The work conducted by the Mouse Models of Cancer Therapy group at the VHIO, led by Dr Laura Soucek, shows that Myc can be controlled and inhibited through a mutant called Omomyc that hijacks Myc and prevents it from acting. "Even if we clearly identify a mechanism behind tumour development, it is still extremely complex to pinpoint how to intervene in cells' internal machinery or modify genetic processes," explained Dr Soucek. "We have found a way to inhibit Myc through Omomyc," she continued. "We induced Omomyc expression in mice through gene therapy and managed to activate and deactivate it by administering an antibiotic to the mice in their drinking water."

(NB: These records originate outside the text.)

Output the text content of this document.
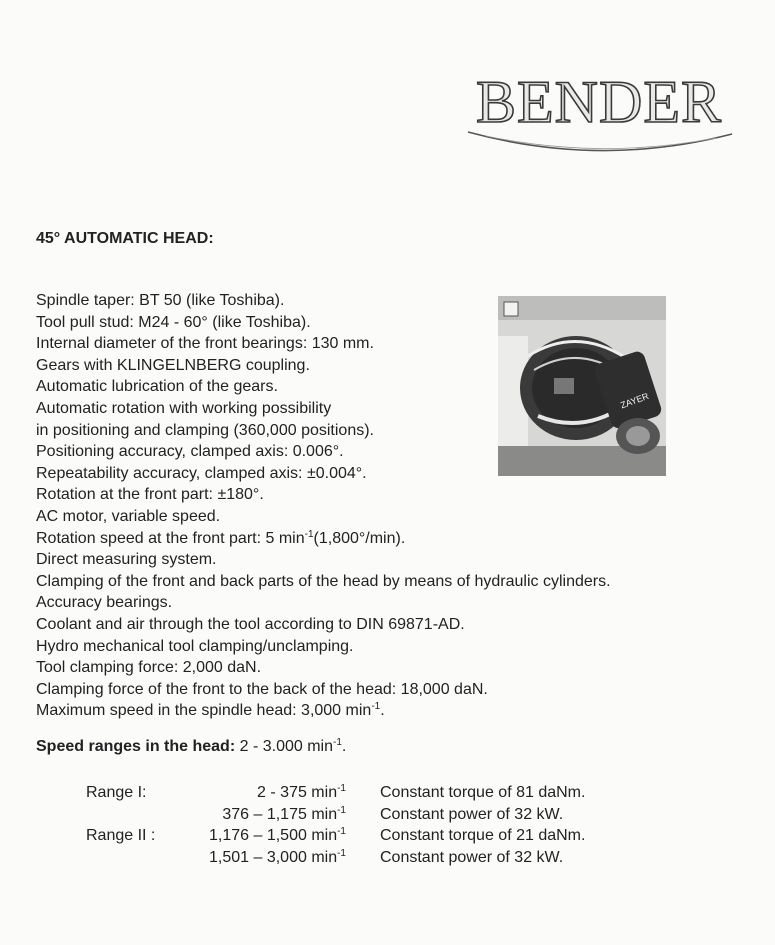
BENDER
45° AUTOMATIC HEAD:
Spindle taper: BT 50 (like Toshiba).
Tool pull stud: M24 - 60° (like Toshiba).
Internal diameter of the front bearings: 130 mm.
Gears with KLINGELNBERG coupling.
Automatic lubrication of the gears.
Automatic rotation with working possibility
in positioning and clamping (360,000 positions).
Positioning accuracy, clamped axis: 0.006°.
Repeatability accuracy, clamped axis: ±0.004°.
Rotation at the front part: ±180°.
AC motor, variable speed.
Rotation speed at the front part: 5 $\min^{-1}(1,800^\circ/\min)$.
Direct measuring system.
Clamping of the front and back parts of the head by means of hydraulic cylinders.
Accuracy bearings.
Coolant and air through the tool according to DIN 69871-AD.
Hydro mechanical tool clamping/unclamping.
Tool clamping force: 2,000 daN.
Clamping force of the front to the back of the head: 18,000 daN.
Maximum speed in the spindle head: 3,000 $\min^{-1}$.
ZAYER
Speed ranges in the head: 2 - 3.000 $\min^{-1}$.
Range I:	2 - 375 $\min^{-1}$	Constant torque of 81 daNm.
	376 – 1,175 $\min^{-1}$	Constant power of 32 kW.
Range II :	1,176 – 1,500 $\min^{-1}$	Constant torque of 21 daNm.
	1,501 – 3,000 $\min^{-1}$	Constant power of 32 kW.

In the study, multiple lung tumours were induced in the mouse (up to 200 tumours in each individual) and Myc inhibition episodes were achieved by activating Omomyc expression for 4-weeks, followed by 4-week rest periods. This therapy - known as metronomic therapy - was maintained for more than a year, regularly checking tumour progress in each mouse. All mice became tumour free after the first inhibition period, but 63% of cases then relapsed. After the second Myc inhibition period, only 11% of the initial tumours reappeared. According to Dr Soucek, "the most important finding was that there were no signs of resistance to treatment. This is one of the biggest disadvantages of many anticancer therapies: the disease develops resistance and can return even more aggressively."
One of the challenges with gene therapy is to get it into every cancer cell. Another challenge is to do it in a way that does not mess up the genes of normal cells. Since both problems are hard I am surprised these researchers have gotten this far.